Chroniques de l’urgence

Générosité mal placée

d'Lëtzebuerger Land du 21.05.2021

Des documents rendus publics par le magazine en ligne correctiv.de et le Spiegel jettent une lumière crue sur les circonstances dans lesquels le fameux « Kohlekompromiss » a été adopté en Allemagne l’an dernier. Cet accord, trouvé au sein d’une commission qui faisait la part belle aux pollueurs, permet aux groupes RWE et LEAG d’opérer leurs centrales au lignite jusqu’en 2038 et leur promet un dédommagement d’un montant de 4,35 milliards d’euros.

Jusqu’ici, le mystère régnait sur les paramètres ayant abouti à ce chiffre, généreux à tous points de vue. Les documents publiés la semaine dernière contiennent une formule de calcul qui fait intervenir notamment le manque à gagner résultant de la fermeture anticipée des centrales et le prix du carbone sur le marché européen des quotas.

Le bénéfice non réalisé dépend de plusieurs facteurs, dont le prix du charbon sur le marché mondial et le coût du kWh en Allemagne. Plus le prix du carbone, facteur externe grevant les bénéfices, est élevé, moins RWE et LEAG touchent de compensations. Or, les experts ayant ausculté la formule à la lumière des éléments d’information qui avaient filtré lors des négociations arrivent à la conclusion que le gouvernement a adopté sur chacun de ces points des hypothèses invraisemblables mais très favorables aux groupes charbonniers. Avec un prix de 17 euros la tonne, le ministère de l’économie a considérablement sous-évalué les coûts incombant aux énergéticiens. La tonne de carbone a déjà dépassé les cinquante euros aujourd’hui.

Le ministère de l’économie a démenti que cette formule ait servi au calcul des indemnisations, assurant que d’autres facteurs, sociaux notamment, sont intervenus. Toutefois, l’application de la formule aboutit au chiffre de 4,4 milliards – presqu’exactement la somme convenue, ce qui suggère que c’est bien elle qui a été utilisée.

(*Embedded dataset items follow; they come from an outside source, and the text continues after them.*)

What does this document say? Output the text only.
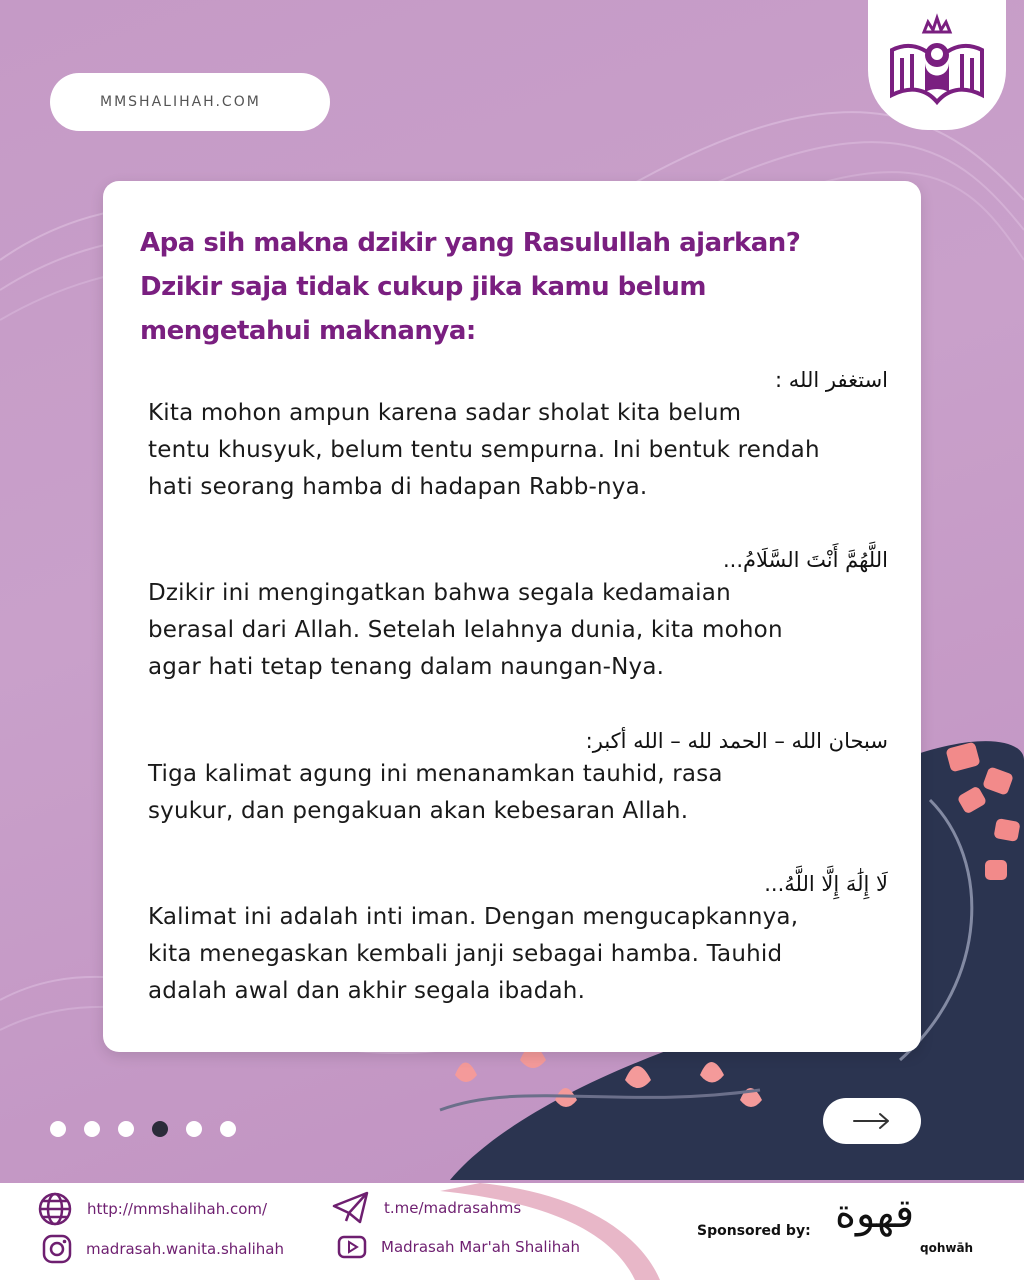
MMSHALIHAH.COM
Apa sih makna dzikir yang Rasulullah ajarkan?
Dzikir saja tidak cukup jika kamu belum
mengetahui maknanya:
استغفر الله :
Kita mohon ampun karena sadar sholat kita belum
tentu khusyuk, belum tentu sempurna. Ini bentuk rendah
hati seorang hamba di hadapan Rabb-nya.
اللَّهُمَّ أَنْتَ السَّلَامُ...
Dzikir ini mengingatkan bahwa segala kedamaian
berasal dari Allah. Setelah lelahnya dunia, kita mohon
agar hati tetap tenang dalam naungan-Nya.
سبحان الله – الحمد لله – الله أكبر:
Tiga kalimat agung ini menanamkan tauhid, rasa
syukur, dan pengakuan akan kebesaran Allah.
لَا إِلَٰهَ إِلَّا اللَّهُ...
Kalimat ini adalah inti iman. Dengan mengucapkannya,
kita menegaskan kembali janji sebagai hamba. Tauhid
adalah awal dan akhir segala ibadah.
http://mmshalihah.com/
madrasah.wanita.shalihah
t.me/madrasahms
Madrasah Mar'ah Shalihah
Sponsored by: قهوة
qohwāh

Pourquoi le gouvernement a-t-il tenu à entourer cet exercice d’autant de secret ? Plus le ministre fédéral de l’Économie et de l’Énergie, Peter Altmaier, enfume, plus le soupçon grandit que si les mécanismes de compensation convenus étaient dévoilés, le compromis lui-même pourrait voler en éclat : Bruxelles pourrait y voir une aide d’État illégale. En outre, le prix du carbone va presque certainement considérablement augmenter au cours des prochaines années, rendant illusoires ces calculs. Mais surtout, avec un prix plus élevé, et compte tenu du prix en baisse des renouvelables, les énergéticiens seront probablement amenés à fermer leurs centrales au lignite bien avant 2038.

Lors de la publication du « Kohlekompromiss » en janvier 2020, la date de fermeture planifiée avait été perçue comme un scandale absolu eu égard aux responsabilités climatiques de l’Allemagne. Le lignite est le pire des combustibles, avec des émissions énormes par unité d’énergie et des nuisances locales indéfendables. Les révélations sur le mode de calcul des indemnisations complètent le tableau, démontrant que Peter Altmaier a littéralement voulu noyer RWE et LEAG sous les milliards publics.